A proposta é diminuir o intervalo entre as diferentes etapas do atendimento e evitar que o paciente precise buscar, separadamente, consultas, exames e procedimentos. As OCIs serão organizadas de acordo com o estágio da doença renal e as necessidades de cada pessoa, permitindo acompanhamento contínuo e preparação adequada para os casos em que seja necessário iniciar uma terapia renal substitutiva.
A portaria que estabelece os novos cuidados e valores das OCIs de Nefrologia foi assinada nesta quinta-feira (17), durante o XXXIII Congresso Brasileiro de Nefrologia, realizado em Belo Horizonte (MG).
Novos tratamentos para anemia
Outra medida anunciada pelo Ministério da Saúde foi a atualização do Protocolo Clínico e Diretrizes Terapêuticas (PCDT) da Anemia na Doença Renal Crônica.
O documento incorpora ao SUS novas alternativas terapêuticas, entre elas a carboximaltose férrica e a derisomaltose férrica, além de estabelecer os critérios para utilização dos tratamentos.
A estimativa do Ministério da Saúde é de impacto de aproximadamente R$ 3,5 milhões em 2026 com as novas alternativas.
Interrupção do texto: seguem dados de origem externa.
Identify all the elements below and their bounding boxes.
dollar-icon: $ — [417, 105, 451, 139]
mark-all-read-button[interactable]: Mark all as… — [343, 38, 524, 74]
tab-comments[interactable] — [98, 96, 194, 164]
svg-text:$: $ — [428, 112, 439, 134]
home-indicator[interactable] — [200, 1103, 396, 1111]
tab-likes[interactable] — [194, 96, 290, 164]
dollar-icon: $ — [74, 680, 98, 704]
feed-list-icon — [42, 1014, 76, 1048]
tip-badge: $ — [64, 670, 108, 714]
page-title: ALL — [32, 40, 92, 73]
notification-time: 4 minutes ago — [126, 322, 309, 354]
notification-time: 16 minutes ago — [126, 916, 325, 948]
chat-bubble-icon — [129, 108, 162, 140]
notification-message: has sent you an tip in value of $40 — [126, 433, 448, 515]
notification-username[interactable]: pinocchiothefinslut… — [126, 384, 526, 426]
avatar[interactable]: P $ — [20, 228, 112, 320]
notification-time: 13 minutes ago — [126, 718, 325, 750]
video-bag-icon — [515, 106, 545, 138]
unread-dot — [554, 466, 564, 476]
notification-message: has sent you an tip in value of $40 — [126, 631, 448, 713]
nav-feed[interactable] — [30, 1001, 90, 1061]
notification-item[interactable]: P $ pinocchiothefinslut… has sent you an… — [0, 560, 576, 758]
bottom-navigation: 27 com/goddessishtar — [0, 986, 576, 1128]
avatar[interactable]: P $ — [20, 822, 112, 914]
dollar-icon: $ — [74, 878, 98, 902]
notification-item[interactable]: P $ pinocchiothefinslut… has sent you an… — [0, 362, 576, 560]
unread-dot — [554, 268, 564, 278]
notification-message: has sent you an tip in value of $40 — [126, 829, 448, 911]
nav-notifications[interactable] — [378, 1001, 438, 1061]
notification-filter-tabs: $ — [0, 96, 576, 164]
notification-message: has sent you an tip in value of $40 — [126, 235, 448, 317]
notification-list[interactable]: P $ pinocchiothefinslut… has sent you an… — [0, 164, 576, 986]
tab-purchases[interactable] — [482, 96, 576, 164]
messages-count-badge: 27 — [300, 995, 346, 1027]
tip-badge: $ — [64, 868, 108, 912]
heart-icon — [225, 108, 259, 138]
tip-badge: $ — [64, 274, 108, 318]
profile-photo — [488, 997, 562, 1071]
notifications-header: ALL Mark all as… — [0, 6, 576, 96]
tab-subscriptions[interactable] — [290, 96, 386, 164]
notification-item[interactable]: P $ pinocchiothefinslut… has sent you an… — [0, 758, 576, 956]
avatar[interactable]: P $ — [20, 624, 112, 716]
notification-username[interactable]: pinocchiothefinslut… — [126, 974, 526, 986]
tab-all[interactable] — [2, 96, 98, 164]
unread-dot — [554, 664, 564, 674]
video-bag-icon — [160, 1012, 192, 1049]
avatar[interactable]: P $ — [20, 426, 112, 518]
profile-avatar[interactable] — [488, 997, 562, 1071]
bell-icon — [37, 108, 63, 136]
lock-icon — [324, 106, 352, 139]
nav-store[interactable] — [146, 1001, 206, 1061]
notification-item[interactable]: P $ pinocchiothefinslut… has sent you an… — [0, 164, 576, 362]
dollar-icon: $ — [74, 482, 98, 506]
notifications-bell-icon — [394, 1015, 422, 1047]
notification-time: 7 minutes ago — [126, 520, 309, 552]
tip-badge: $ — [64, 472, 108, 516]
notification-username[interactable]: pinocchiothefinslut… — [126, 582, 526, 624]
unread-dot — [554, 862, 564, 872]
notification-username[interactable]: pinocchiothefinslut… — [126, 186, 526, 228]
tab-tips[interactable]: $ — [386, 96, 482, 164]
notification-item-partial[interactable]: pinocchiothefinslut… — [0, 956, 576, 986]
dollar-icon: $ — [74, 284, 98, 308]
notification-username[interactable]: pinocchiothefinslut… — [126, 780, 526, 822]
Para 2027, a previsão é de cerca de R$ 13,5 milhões.
Transplante renal
O transplante renal também faz parte da linha de cuidado. A partir do acompanhamento especializado, pacientes com doença renal crônica em estágio avançado poderão ser identificados e encaminhados para avaliação por equipes transplantadoras no momento adequado, inclusive antes da necessidade de iniciar a diálise.
As normas do Sistema Nacional de Transplantes já estabelecem que pacientes em estágio avançado da doença, mesmo aqueles que ainda não realizam diálise, devem receber orientações sobre a possibilidade do transplante e ter acesso à avaliação especializada.
Ampliação da estrutura de atendimento
As novas OCIs se somam às ações de expansão da assistência renal no SUS. Entre janeiro de 2025 e agosto de 2026, foram realizadas 62 habilitações de serviços, sendo 25 destinadas à hemodiálise, quatro à diálise peritoneal e 33 ao acompanhamento de pacientes antes da necessidade de diálise.
O atendimento antecipado permite acompanhar a evolução da doença, planejar o tratamento e preparar o paciente com maior antecedência caso seja necessária uma terapia renal substitutiva.
Outra iniciativa é o transporte de pacientes que necessitam de hemodiálise. Por meio do Agora Tem Especialistas, foram destinados 963 veículos para apoiar o deslocamento de pessoas que precisam percorrer mais de 50 quilômetros até os locais de tratamento.
O transporte sanitário eletivo é oferecido gratuitamente aos usuários e tem como objetivo facilitar o acesso de pacientes que precisam realizar deslocamentos frequentes para sessões de hemodiálise.
As medidas reforçam a estratégia de ampliar o diagnóstico, o acompanhamento e o tratamento especializado da doença renal crônica no SUS, buscando reduzir a progressão da doença e organizar de forma integrada o atendimento aos pacientes.